The European Union is demanding 5.8 billion euros ($7.5 billion) of security in return for a 10 billion euro ($13 billion) bailout.
A gas price of $13 per million British thermal units (mmBtu) would justify an investment in a 5 bcm per year export facility to operate over 25 years, delivering $1.55 billion of value, only about a fifth of what Cyprus needs to plug its funding gap.
The Reuters analysis, vetted by several analysts, assumes the gas facility is built in seven years at a cost of $2 billion per billion cubic metres of annual capacity. It assumes the project makes margins of 75-80 percent on gas sales from 2020, and applies a 10 percent discount rate to future cash flows to arrive at a net present value for the project.
But analysts say gas prices could fall after 2015 when a wave of new supplies become available in the U.S., Australia and Africa. (link.reuters.com/gyz76t)

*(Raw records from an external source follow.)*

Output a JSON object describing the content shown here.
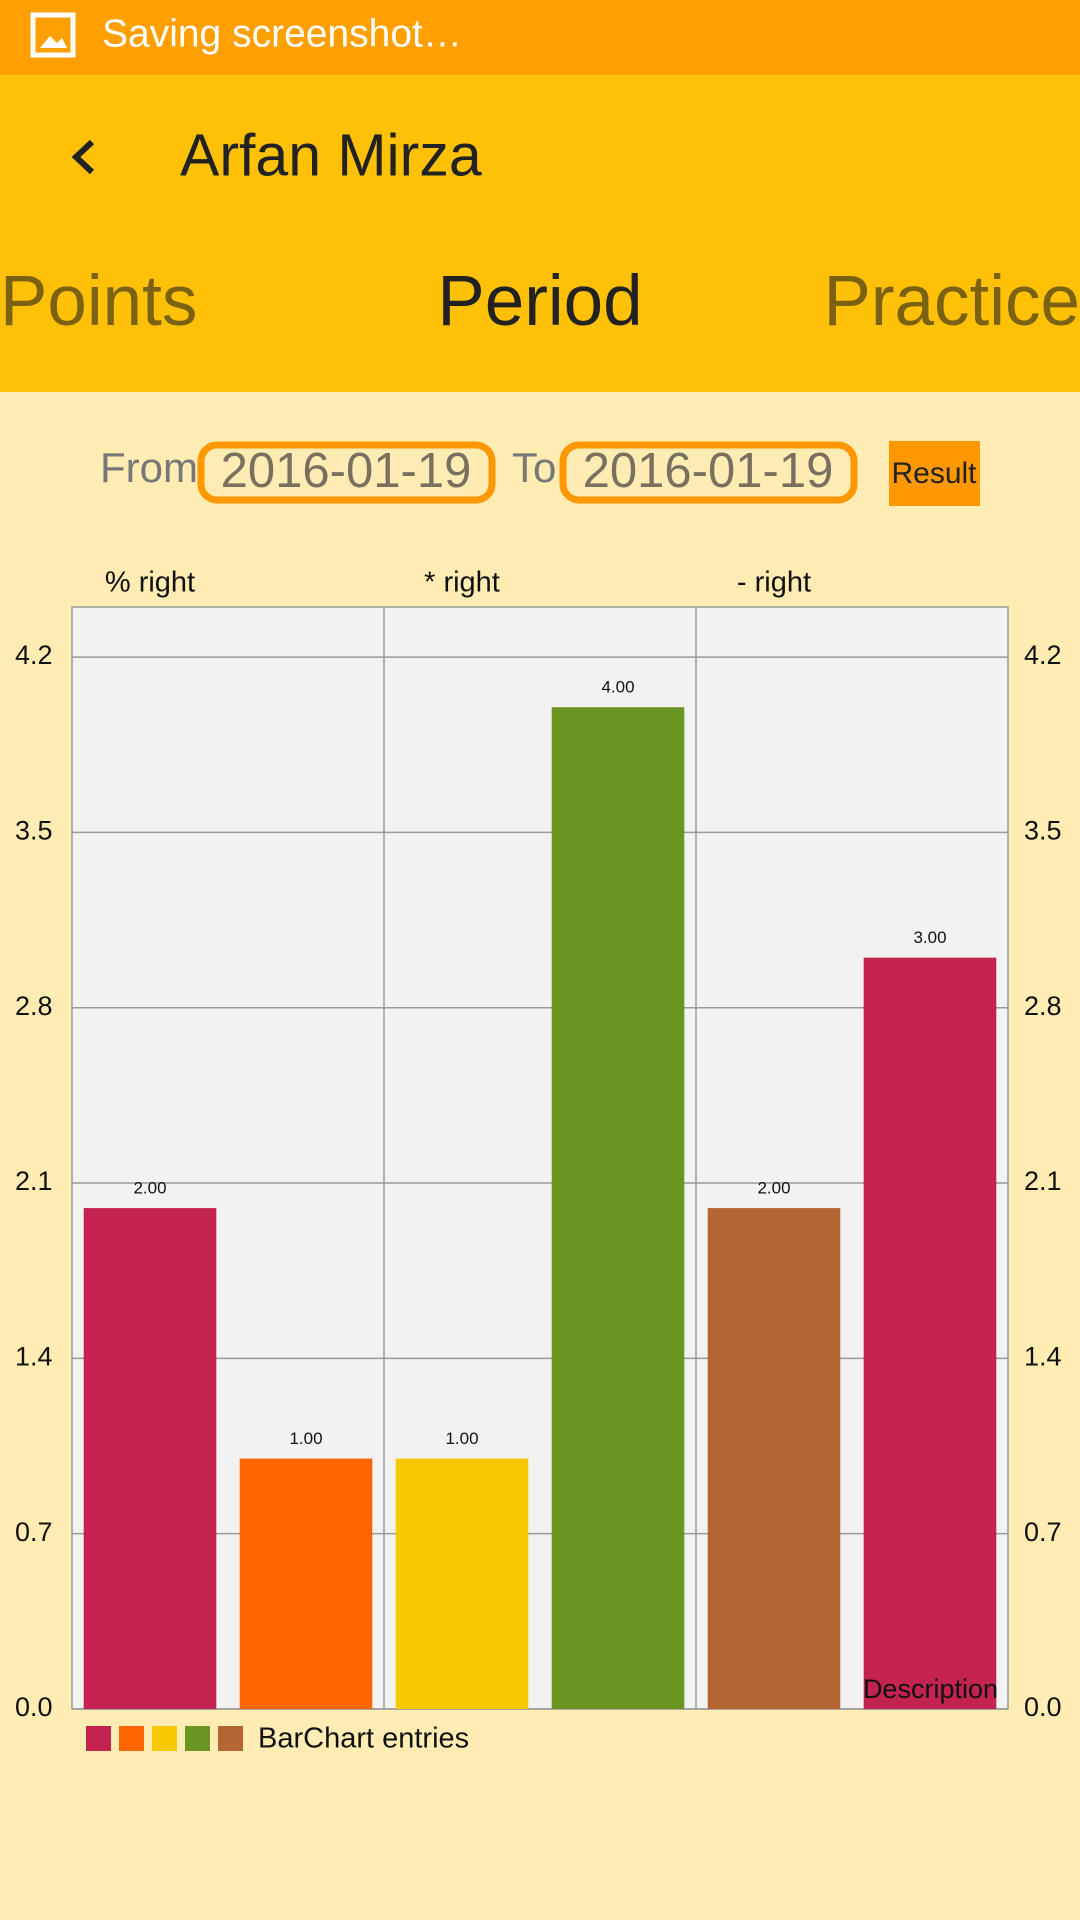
{
  "status_bar": {
    "text": "Saving screenshot…"
  },
  "app_bar": {
    "title": "Arfan Mirza"
  },
  "tabs": [
    "Points",
    "Period",
    "Practice"
  ],
  "filter": {
    "from_label": "From",
    "from_date": "2016-01-19",
    "to_label": "To",
    "to_date": "2016-01-19",
    "button": "Result"
  },
  "chart_data": {
    "type": "bar",
    "categories": [
      "% right",
      null,
      "* right",
      null,
      "- right",
      null
    ],
    "series": [
      {
        "name": "BarChart entries",
        "colors": [
          "#c2244f",
          "#ff6600",
          "#f5c800",
          "#6a9520",
          "#b36633"
        ],
        "values": [
          2,
          1,
          1,
          4,
          2,
          3
        ],
        "value_labels": [
          "2.00",
          "1.00",
          "1.00",
          "4.00",
          "2.00",
          "3.00"
        ]
      }
    ],
    "ylim": [
      0,
      4.4
    ],
    "yticks": [
      {
        "value": 0,
        "label": "0.0"
      },
      0.7,
      1.4,
      2.1,
      2.8,
      3.5,
      4.2
    ],
    "grid": true,
    "right_axis": true,
    "legend": "bottom-left",
    "description": "Description"
  }
}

And French bank Societe Generale expects European spot gas prices to be around $10-11 per mmBtu in 2020 as U.S. exports also begin to pull down global prices.
“U.S. LNG exports are a game changer and expensive LNG projects will no longer receive any Final Investment Decision,” the bank said in a report published this week.
In order to fill its $7.5 billion funding hole, Cyprus would have to export around 18 bcm of gas per year, but at 450 bcm spread over 25 years, it would also require more than twice the gas discovered to date. Use the calculator to adjust the values involved. (link.reuters.com/taf86t)
A project that big would also require at least $36 billion of upfront spending, Reuters analysis suggests, about 1.6 times Cyprus’s current GDP, before gas started flowing around 2020.
“With rampant cost inflation and an increasingly price-sensitive customer base, these large-scale, expensive projects simply look cumbersome and outdated in the context of intensifying global competition,” Societe Generale said.
One way to scale its gas reserves would be for Cyprus to coordinate its production and sales with Israel, which has found bigger reserves in its waters.
Cyprus' Aphrodite gas field lies close to Israel's 480 bcm Leviathan field (link.reuters.com/kyz76t), and the two governments have signed cooperation agreements.
Together, these two fields could meet Europe’s entire gas needs for almost two years.
Some uncertainty remains though, because Israel has yet to say whether it will allow significant gas exports. Further complicating the issue for any potential developer, Turkey, a key player in the region’s energy politics, has made clear it will oppose any attempt to pre-sell Cypriot gas.
Industry sources also say that high development costs in the seismically active and deep waters of the eastern Mediterranean will mean that the project’s profitability is in doubt.
“Expensive projects will be indefinitely postponed,” Societe Generale said.